From the Harvard Gazette, the university central administration's official publication, November 15, 2022:
Many analysts and citizens believe that the Constitution, more than 230 years old, is out of touch with contemporary America. We asked the scholars Danielle Allen, Sanford Levinson, Tomiko Brown-Nagin, Vicki Jackson, and Stephen Sachs to suggest changes for a series running over five weeks. In the second installment, Levinson, a professor at the University of Texas Law School and currently a visiting professor at Harvard Law School, zeroes in on Article V.
We have a radically defective Constitution in many different respects. ...We are trapped inside a constitutional "iron cage" whose bars seem impervious to relaxation even when a majority of the country might agree that change is needed.
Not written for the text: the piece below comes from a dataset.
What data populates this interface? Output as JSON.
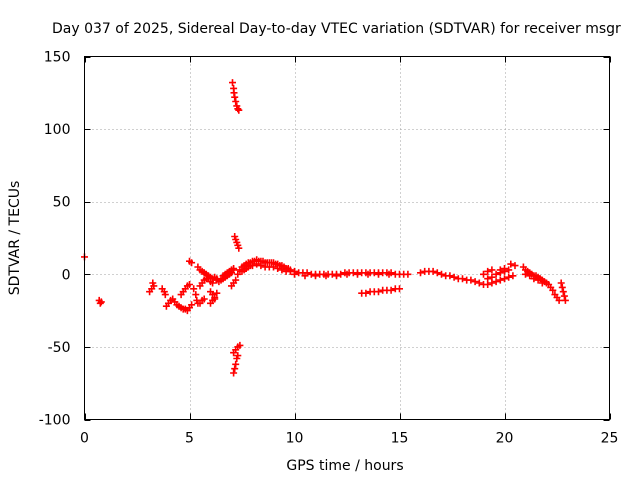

What contributes to this imprisonment is a grotesquely exaggerated veneration for the Constitution.
From the New York Times, December 4, 2022: "Trump's Call for 'Termination' of Constitution Draws Rebukes"
An extraordinary antidemocratic statement from former President Donald J. Trump, suggesting the "termination" of the Constitution to overturn the 2020 election, drew a degree of bipartisan condemnation over the weekend, with a flood from Democrats and a trickle from Republicans.... "Attacking the Constitution and all it stands for is anathema to the soul of our nation and should be universally condemned," Andrew Bates, a White House spokesman, said in a statement.